At the height of their career Ten Years After released 11 studio and live albums, including the critically-acclaimed Cricklewood Green containing the UK Top Five single “Love Like A Man”. But the cracks were beginning to show. Alvin Lee and Leo Lyons weren’t seeing eye to eye and the drummer was often the middle man. “I was like the bloke in Spinal Tap, which I’m sure was based on me. I was the buffer between the two. That’s what I ended up being, on stage and off.” During the recording of A Space In Time, Lee had been ill and the band recorded what was to become one of their biggest tracks without him. He returned to the studio and the band asked him to dub the drums on to the track. In those days there were no click tracks, consequently the timing shifted throughout the track, but Lee enjoyed the challenge and believes it adds to the track’s feel. “I’d Love To Change The World” became TYA’s biggest hit in the USA.
The wheels could have come off the Ten Years After bus when Alvin Lee finally split for a solo career. By this time Ric had got involved in music publishing and then joined Stan Webb’s Chicken Shack before a brief reformation of Ten Years After for the Marquee’s 25th anniversary. Lee, who managed the band for an additional couple of European dates, said: “We also did Reading as “special guests”, which was nice. We went our separate ways again until 1988 when I got a phone call from Alvin again seeing if we could do some European festivals. It was good to get back together again.” A new album, “About Time”, recorded in Memphis, Tennessee was released in 1989, but Alvin Lee left the band to go solo in 1991. Another reformation of TYA took place in 1995 and the band toured South and North America. The reformation lasted until 1999 when a row erupted between Alvin Lee and Leo. Lee then went across Europe with Kim Simmonds’ Savoy Brown and during the tour realised “there was a hell of a lot of demand for Ten Years After”. Enter Ten Years After Now, rebranded but still pounding out the classics and newer material. He added: “We found two guitar players of our age and then Joe Gooch, who was a lot younger. We knew instantly that Joe was the right man for the band. In the first year with him we did more rehearsals than we’d ever done before. We also recorded a new album, “Now”, which sold phenomenally well.” That album was followed by a “live” double CD “Roadworks” in 2005 and a DVD and new studio album will be released in early 2008. And as for the drumming? “You get an inbuilt sense of time. You have got to develop that internal crotchet. Leo doesn’t play bass like many others who anchor the time. Guitarists tend to pull. It’s a great challenge.

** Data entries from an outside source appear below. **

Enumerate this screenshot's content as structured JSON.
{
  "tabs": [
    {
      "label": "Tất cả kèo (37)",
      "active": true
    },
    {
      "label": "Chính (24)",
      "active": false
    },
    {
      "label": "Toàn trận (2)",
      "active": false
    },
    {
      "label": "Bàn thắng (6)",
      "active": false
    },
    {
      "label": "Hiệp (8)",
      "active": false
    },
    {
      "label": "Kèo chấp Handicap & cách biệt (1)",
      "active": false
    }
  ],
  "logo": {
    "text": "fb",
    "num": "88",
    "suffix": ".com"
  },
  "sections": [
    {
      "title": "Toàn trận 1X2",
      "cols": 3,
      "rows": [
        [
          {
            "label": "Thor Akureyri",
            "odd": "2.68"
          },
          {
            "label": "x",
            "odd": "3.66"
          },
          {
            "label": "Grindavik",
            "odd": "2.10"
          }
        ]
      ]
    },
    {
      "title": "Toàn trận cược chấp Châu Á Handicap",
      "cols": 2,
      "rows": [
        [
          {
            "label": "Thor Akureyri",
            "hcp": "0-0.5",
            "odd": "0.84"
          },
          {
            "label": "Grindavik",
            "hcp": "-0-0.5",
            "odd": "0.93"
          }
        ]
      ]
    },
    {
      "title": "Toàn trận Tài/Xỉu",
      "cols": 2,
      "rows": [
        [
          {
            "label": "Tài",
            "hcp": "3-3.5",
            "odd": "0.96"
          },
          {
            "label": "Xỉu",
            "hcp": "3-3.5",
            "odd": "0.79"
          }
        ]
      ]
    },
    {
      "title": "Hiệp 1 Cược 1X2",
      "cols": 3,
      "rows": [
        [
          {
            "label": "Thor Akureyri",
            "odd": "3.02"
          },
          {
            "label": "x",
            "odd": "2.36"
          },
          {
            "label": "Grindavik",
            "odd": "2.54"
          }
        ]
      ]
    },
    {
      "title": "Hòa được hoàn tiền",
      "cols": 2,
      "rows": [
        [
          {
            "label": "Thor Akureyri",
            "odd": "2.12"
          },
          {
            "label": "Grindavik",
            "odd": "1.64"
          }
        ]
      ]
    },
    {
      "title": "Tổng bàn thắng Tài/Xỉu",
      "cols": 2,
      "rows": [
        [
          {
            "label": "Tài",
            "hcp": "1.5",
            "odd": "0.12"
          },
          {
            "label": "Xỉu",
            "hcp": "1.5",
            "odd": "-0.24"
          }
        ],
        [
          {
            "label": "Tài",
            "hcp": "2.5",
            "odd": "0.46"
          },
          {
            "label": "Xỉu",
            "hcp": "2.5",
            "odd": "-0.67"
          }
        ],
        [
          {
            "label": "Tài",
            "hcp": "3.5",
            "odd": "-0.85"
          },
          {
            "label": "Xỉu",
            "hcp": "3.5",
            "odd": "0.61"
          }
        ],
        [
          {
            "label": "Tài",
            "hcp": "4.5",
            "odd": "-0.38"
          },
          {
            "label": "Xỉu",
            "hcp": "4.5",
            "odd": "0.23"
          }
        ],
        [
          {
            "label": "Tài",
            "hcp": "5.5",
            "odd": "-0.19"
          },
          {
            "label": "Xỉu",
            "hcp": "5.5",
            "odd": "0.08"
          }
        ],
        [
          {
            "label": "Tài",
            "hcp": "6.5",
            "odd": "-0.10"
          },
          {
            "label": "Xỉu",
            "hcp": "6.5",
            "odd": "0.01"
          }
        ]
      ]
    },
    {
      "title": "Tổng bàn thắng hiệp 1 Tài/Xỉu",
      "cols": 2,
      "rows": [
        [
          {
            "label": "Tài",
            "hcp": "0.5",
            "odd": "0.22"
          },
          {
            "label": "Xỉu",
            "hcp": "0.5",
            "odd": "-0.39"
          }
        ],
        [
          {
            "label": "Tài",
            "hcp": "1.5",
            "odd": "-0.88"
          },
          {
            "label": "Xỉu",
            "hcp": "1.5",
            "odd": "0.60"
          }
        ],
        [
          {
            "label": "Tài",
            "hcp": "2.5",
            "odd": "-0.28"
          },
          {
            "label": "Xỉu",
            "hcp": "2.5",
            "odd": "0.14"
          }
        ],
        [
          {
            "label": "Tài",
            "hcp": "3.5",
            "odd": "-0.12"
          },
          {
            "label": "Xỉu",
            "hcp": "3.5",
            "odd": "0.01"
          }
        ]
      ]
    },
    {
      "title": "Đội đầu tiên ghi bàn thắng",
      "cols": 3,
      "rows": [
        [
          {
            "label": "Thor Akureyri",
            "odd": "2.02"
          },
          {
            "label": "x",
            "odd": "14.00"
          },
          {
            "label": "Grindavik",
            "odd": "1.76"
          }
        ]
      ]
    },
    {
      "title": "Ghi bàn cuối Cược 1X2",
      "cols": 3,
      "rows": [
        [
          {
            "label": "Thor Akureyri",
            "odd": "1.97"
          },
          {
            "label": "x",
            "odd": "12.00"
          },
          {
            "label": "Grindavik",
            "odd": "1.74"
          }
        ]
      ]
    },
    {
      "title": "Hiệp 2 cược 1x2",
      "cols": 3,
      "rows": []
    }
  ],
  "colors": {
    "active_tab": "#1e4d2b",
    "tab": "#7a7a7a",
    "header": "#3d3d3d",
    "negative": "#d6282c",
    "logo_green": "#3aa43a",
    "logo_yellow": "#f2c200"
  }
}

“I think it is most important to play what the music requires. There are times when Joe is soloing and I stay off the double kick pedals, others when I really go for it. You’ve got to listen to and feel what’s required for the music that’s going on around you. “When Chick is soloing, for instance, I try to emphasise and be sympathetic to what he is playing. There’s lot of stuff that I can play but doesn’t really need to be in Ten Years After. It’s about exercising taste in what you choose to play, thinking about the audience, and working closely with your fellow musicians.”